I grew up in one of those big, full floor, Upper East Side apartments designed by J.E.R.Carpenter. The staff rooms were inhabited by the staff. The kids were, mostly, supposed to stay out of the kitchen. Breakfast, lunch (on the rare occasions we were home for lunch), and dinner were eaten in the dining room. My parents entertained frequently, so the living room, with its extremely formal furniture, was often in use. When there were no guests, or only a couple of them, they sat in the library. We kids mostly stayed in our rooms, which we shared with a sibling. No one in the family had his or her own bathroom, and there was no powder room; it was a regular occurrence that some middle aged guy would walk through my room while I was doing my homework to use the bathroom. There was no family room-had they even been thought of in the 50s?
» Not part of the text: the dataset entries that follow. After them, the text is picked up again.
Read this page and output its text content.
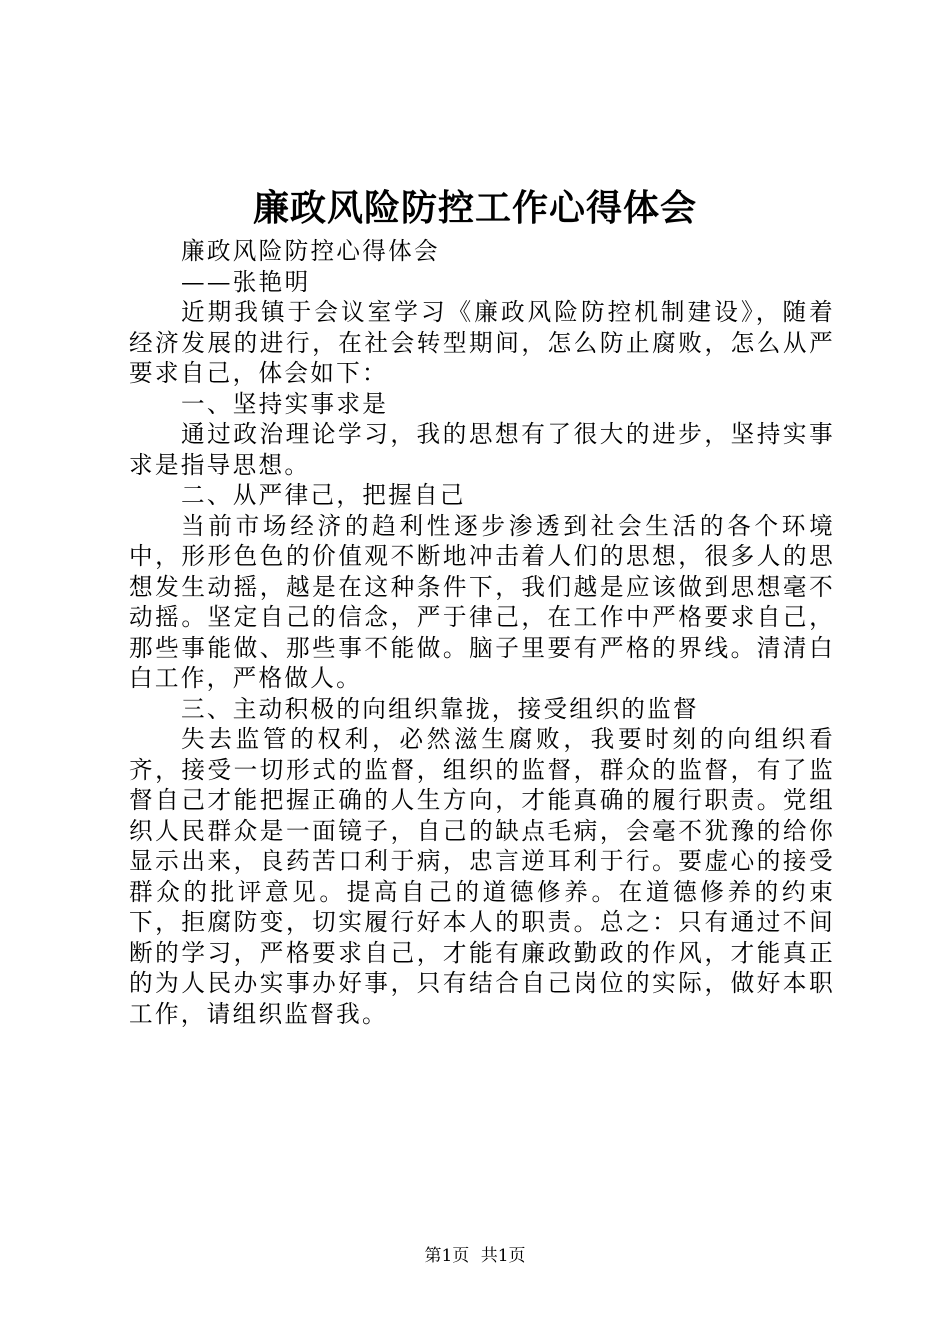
廉政风险防控工作心得体会

廉政风险防控心得体会

——张艳明

近期我镇于会议室学习《廉政风险防控机制建设》，随着经济发展的进行，在社会转型期间，怎么防止腐败，怎么从严要求自己，体会如下：

一、坚持实事求是

通过政治理论学习，我的思想有了很大的进步，坚持实事求是指导思想。

二、从严律己，把握自己

当前市场经济的趋利性逐步渗透到社会生活的各个环境中，形形色色的价值观不断地冲击着人们的思想，很多人的思想发生动摇，越是在这种条件下，我们越是应该做到思想毫不动摇。坚定自己的信念，严于律己，在工作中严格要求自己，那些事能做、那些事不能做。脑子里要有严格的界线。清清白白工作，严格做人。

三、主动积极的向组织靠拢，接受组织的监督

失去监管的权利，必然滋生腐败，我要时刻的向组织看齐，接受一切形式的监督，组织的监督，群众的监督，有了监督自己才能把握正确的人生方向，才能真确的履行职责。党组织人民群众是一面镜子，自己的缺点毛病，会毫不犹豫的给你显示出来，良药苦口利于病，忠言逆耳利于行。要虚心的接受群众的批评意见。提高自己的道德修养。在道德修养的约束下，拒腐防变，切实履行好本人的职责。总之：只有通过不间断的学习，严格要求自己，才能有廉政勤政的作风，才能真正的为人民办实事办好事，只有结合自己岗位的实际，做好本职工作，请组织监督我。

第1页 共1页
I think life had changed little, at least for our family, since the time the building was built in 1916.

 

Then came the 60s! The era when children were to be seen but not heard ended; my brothers and I talked, talked, talked from morning till night. And where did we subject my increasingly frazzled mother to the diatribes? The kitchen-newly liberated from its function as a place for the staff (most of whom had retired)! We sat in the kitchen, drinking endless cups of tea while deconstructing the old world order. That was the time when the EIK entered the Manhattan acronymic lexicon as a place for the FAMILY to eat. The grand old apartments were reconceived by a new generation of parents who actually wanted to interact with their kids. And suddenly these kids had needs: each of them needed a bathroom. They needed walk in closets (for what? I had a blazer, a winter jacket, a summer jacket, and a suit. I did not need to walk into anything to find THEM.)

 

During the 50s, apartment house architecture was pretty much at a nadir. White brick was ubiquitous, as was “efficiency.” Apartments were tight: low ceilings, smallish rooms and bathrooms, minimal foyer and hallway space. The 60s weren’t much better, and then in the 70s the city was broke, nearly went into bankruptcy, and there was a big overstock of housing no one wanted to buy or rent, since the common perception was that the city was dying. However, it didn’t die, and in the 80s apartment house construction came back, And, little by little, the changed priorities which I had dimly begun to perceive sitting around the kitchen table as a teenager became architecturally codified. Foyers came back in the new condos of the 80s and 90s, as a symbol of grace and a recognition of the importance of a sense of entry. Every bedroom got a bathroom, and master bathrooms became larger and more opulent, a reflection of the new consumer’s taste for high end materials and a sense of pampering. Bedrooms remained small however-a place to sleep. The locus of family life (which I would have to say was probably the dining room when I was growing up) became the kitchen. Being a good cook became important, even if you HAD a cook. And even if you DIDN’T cook, you still had to have a fancy kitchen with expensive name brand appliances.  A family room, perhaps made out of those now obsolete maids’ rooms off the kitchen or the increasingly obsolete dining room, was the new place to hang out and watch TV.

 

The high end new condos of today try to emulate the prewar ideal in an updated manner. Most of them still have small secondary bedrooms, but each one has a bath. There is ALWAYS a powder room. Master baths are huge marble clad affairs, often putting to relative shame the bedrooms which they serve. Kitchens are large and as tricked out as possible with name brands: Gaggenau cooktop, Miele dishwasher, SubZero fridge. There may be a servant’s room, rarely two, never more. These homes are clearly designed for a far more democratic life than that which I lived as a child. Today, everyone hangs out together. The stratification of my life as a child was reflected in the architecture we inhabited: the service area of the apartment reserved for servants, the bedroom wing where most of the lives of the children took place, and the grand public spaces designed for the adults. Luxury today tends to be reflected less in room size (although there are some big big living rooms in some of the new condos) or the way functions are divided. Open, loft like spaces, in which everyone is happily interacting with everyone else, are very popular. High end finishes, multiple bathrooms, spacious kitchens and family rooms-these are the markers for today’s affluent but far more casual user.